🤖 AI Summary
This work addresses the vulnerability of existing semantic-aware watermarking schemes to large language model (LLM)-guided semantic perturbation attacks, which can compromise provenance tracing. The authors propose a novel semantic injection attack that preserves visual-semantic consistency by leveraging the semantic reasoning capabilities of LLMs together with embedding-space similarity constraints. This approach precisely perturbs high-level semantics associated with the watermark while maintaining global image coherence, thereby deceiving detection mechanisms. Notably, this method is the first to demonstrate and exploit the capacity of LLMs to launch targeted attacks against semantic watermarks, challenging the foundational security assumptions of content-aware watermarking. Extensive evaluations show that the proposed attack significantly outperforms existing approaches across multiple state-of-the-art watermarking schemes, revealing a fundamental security flaw in current semantic watermarking under LLM-driven perturbations.
📝 Abstract
Generative images have proliferated on Web platforms in social media and online copyright distribution scenarios, and semantic watermarking has increasingly been integrated into diffusion models to support reliable provenance tracking and forgery prevention for web content.
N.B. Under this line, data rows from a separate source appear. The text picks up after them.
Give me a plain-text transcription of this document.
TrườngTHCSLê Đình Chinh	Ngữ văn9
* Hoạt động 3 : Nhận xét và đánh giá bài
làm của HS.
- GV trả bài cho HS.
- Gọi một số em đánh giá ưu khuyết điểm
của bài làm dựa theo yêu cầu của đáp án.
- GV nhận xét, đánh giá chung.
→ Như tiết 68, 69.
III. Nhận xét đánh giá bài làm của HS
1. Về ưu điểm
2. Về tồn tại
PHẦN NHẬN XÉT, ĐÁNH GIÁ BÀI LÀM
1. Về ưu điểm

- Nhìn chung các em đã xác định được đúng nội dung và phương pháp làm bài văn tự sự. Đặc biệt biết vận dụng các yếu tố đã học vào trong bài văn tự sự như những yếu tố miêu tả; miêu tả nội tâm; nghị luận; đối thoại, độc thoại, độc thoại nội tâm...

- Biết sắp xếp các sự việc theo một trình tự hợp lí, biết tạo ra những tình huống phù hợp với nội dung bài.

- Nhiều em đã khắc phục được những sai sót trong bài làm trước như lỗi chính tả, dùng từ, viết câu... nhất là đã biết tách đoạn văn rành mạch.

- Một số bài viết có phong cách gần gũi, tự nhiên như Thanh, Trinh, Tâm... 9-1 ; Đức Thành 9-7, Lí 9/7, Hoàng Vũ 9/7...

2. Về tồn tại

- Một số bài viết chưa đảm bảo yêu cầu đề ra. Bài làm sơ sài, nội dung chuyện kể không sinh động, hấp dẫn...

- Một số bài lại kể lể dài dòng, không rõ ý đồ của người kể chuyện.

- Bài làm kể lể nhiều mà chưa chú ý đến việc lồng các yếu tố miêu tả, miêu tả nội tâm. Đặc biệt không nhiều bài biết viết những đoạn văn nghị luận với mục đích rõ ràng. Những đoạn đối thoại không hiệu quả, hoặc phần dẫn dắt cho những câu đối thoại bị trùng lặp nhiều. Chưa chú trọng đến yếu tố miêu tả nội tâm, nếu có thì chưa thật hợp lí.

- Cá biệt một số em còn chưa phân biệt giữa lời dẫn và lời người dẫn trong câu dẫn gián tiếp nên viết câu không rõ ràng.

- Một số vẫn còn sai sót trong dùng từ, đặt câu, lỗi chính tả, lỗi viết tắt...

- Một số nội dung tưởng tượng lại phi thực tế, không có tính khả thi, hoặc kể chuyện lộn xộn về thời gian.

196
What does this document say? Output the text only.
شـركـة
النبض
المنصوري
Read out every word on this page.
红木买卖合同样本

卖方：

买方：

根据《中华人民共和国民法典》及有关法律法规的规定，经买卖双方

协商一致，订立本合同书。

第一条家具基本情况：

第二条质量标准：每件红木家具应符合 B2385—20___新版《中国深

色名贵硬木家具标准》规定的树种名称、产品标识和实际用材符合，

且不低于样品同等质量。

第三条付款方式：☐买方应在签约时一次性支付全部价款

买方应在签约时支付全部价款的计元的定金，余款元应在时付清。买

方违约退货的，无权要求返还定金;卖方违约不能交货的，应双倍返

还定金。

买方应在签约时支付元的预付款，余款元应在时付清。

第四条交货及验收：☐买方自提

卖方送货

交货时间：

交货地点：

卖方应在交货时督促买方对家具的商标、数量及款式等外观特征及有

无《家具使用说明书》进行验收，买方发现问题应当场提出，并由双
Traditional noise-layer-based watermarking, however, remains vulnerable to inversion attacks that can recover embedded signals. To mitigate this, recent content-aware semantic watermarking schemes bind watermark signals to high-level image semantics, constraining local edits that would otherwise disrupt global coherence. Yet, large language models (LLMs) possess structured reasoning capabilities that enable targeted exploration of semantic spaces, allowing locally fine-grained but globally coherent semantic alterations that invalidate such bindings. To expose this overlooked vulnerability, we introduce a Coherence-Preserving Semantic Injection (CSI) attack that leverages LLM-guided semantic manipulation under embedding-space similarity constraints. This alignment enforces visual-semantic consistency while selectively perturbing watermark-relevant semantics, ultimately inducing detector misclassification. Extensive empirical results show that CSI consistently outperforms prevailing attack baselines against content-aware semantic watermarking, revealing a fundamental security weakness of current semantic watermark designs when confronted with LLM-driven semantic perturbations.